Modifications of genesis.json
need to be applied before initializing the network with just init_localnet
. Otherwise just run_localnet
will fail. If you ran the node with default config and want to switch to unlimited config, the required steps are:
# Remove .near as you will need to initialize localnet again.
$ rm -rf .near
$ just init_localnet
# Modify the configuration
$ just run_localnet
Common parameters
The following parameters are common to multiple tasks:
rpc-url
The RPC endpoint to which transactions are sent.

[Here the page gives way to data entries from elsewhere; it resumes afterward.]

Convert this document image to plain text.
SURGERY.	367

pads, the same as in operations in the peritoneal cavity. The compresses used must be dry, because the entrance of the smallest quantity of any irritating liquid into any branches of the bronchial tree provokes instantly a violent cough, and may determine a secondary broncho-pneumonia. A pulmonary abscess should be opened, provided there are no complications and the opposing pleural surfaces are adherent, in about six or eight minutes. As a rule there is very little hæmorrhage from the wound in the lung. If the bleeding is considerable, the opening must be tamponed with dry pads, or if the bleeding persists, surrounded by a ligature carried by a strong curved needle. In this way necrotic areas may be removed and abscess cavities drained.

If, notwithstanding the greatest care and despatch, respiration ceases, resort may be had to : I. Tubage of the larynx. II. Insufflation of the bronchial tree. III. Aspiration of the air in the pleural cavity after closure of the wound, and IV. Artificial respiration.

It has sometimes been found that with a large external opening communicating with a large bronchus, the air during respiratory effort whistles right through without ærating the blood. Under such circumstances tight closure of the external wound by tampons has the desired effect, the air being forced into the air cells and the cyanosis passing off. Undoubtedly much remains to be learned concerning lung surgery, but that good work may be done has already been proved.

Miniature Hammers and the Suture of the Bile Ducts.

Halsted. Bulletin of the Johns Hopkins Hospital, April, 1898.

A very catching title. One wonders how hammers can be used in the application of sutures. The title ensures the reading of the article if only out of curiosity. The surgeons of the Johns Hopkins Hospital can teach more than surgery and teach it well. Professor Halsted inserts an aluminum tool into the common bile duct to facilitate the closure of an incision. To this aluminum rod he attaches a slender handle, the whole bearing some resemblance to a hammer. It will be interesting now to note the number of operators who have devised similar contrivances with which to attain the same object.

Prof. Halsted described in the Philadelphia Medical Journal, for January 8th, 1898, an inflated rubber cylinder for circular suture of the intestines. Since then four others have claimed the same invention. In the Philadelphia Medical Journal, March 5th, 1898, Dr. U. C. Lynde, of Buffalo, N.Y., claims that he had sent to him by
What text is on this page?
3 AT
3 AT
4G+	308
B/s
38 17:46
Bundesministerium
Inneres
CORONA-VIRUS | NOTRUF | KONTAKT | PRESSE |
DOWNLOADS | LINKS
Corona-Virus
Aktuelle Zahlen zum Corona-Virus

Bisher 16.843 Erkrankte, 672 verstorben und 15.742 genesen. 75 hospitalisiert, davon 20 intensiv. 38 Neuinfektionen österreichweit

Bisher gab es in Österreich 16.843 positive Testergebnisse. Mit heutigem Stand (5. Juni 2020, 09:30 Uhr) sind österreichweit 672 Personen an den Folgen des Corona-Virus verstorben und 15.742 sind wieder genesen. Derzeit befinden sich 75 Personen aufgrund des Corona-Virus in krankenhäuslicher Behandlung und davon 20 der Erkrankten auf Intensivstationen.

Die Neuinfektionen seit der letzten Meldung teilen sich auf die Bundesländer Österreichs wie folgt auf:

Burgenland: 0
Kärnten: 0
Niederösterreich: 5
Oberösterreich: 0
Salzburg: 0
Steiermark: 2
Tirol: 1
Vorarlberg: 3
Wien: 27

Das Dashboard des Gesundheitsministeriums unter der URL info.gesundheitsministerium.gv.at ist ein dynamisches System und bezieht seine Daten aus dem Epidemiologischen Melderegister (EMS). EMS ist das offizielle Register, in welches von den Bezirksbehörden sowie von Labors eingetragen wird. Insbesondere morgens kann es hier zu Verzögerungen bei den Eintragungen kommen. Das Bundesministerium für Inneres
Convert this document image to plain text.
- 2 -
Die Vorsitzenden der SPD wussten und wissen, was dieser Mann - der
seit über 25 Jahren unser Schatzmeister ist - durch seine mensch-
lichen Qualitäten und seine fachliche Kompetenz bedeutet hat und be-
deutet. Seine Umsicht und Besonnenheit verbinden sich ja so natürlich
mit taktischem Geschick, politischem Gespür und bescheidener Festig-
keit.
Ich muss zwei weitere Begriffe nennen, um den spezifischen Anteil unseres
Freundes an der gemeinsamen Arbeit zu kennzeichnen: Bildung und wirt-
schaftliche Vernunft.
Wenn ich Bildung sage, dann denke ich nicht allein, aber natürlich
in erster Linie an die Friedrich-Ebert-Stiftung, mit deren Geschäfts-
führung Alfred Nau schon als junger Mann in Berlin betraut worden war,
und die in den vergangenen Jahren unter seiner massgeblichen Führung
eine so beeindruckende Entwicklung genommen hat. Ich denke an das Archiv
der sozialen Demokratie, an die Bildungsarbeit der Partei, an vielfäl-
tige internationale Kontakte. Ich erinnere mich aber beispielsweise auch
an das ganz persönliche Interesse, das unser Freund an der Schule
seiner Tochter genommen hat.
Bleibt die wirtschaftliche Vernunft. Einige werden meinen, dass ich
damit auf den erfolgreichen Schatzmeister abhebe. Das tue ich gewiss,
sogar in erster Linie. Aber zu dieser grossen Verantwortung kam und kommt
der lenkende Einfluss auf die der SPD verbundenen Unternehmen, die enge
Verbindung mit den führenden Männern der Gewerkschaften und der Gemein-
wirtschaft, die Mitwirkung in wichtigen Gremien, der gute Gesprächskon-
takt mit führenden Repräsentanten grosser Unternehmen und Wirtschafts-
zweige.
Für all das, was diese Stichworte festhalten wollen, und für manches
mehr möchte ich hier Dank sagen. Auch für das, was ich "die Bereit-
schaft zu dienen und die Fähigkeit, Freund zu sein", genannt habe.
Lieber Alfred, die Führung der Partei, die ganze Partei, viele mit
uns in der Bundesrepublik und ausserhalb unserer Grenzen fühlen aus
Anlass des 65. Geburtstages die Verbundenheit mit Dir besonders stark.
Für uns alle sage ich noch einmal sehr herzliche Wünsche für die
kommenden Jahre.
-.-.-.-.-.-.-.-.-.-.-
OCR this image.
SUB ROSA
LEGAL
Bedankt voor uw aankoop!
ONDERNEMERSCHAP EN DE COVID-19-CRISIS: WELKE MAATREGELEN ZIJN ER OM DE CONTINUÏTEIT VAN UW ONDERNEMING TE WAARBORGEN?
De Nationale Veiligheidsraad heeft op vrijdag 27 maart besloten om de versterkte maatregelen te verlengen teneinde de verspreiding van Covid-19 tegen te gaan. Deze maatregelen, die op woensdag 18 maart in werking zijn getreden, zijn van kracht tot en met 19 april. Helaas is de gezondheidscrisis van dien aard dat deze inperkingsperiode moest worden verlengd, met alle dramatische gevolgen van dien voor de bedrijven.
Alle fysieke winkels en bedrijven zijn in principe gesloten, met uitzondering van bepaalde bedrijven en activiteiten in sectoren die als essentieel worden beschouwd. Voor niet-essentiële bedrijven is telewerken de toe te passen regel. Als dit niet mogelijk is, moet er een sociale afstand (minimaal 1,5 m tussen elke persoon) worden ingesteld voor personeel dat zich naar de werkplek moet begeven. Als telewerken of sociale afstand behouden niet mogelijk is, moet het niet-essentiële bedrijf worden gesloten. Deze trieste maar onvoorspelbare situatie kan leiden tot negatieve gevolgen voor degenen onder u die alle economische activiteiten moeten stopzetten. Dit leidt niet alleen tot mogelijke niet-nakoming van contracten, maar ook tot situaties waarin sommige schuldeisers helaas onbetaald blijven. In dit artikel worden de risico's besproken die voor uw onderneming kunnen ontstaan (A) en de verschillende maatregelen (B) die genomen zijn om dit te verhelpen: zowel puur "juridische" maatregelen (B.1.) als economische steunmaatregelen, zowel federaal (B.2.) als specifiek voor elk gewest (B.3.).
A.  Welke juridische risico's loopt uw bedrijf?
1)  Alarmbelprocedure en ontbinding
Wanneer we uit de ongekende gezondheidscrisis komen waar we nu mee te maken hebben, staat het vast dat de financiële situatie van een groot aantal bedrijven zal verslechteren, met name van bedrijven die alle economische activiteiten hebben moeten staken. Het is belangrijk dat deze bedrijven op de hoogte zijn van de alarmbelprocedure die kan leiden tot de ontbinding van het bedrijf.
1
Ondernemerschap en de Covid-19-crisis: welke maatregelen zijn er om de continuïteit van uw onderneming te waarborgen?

Synthetic benchmarking may create thousands of transactions per second, which can hit network limitations if the RPC is located on a separate machine. In particular sending transactions to nodes running on GCP requires care as it can cause temporary IP address bans. For that scenario it is recommended to run a separate traffic generation vm located in the same GCP zone as the RPC node and send transactions to its internal IP
.
interval-duration-micros
Controls the rate at which transactions are sent. Assuming your hardware is able to send a request at every interval tick, the number of transactions sent per second equals 1_000_000 / interval-duration-micros
. The rate might be slowed down if channel-buffer-size
becomes a bottleneck.
channel-buffer-size
Before an RPC request is sent, the tooling awaits capacity on a buffered channel. Thereby the number of outstanding RPC requests is limited by channel-buffer-size
. This can slow down the rate at which transactions are sent in case the node is congested. To disable that behavior, set channel-buffer-size
to a large value, e.g. the total number of transactions to be sent.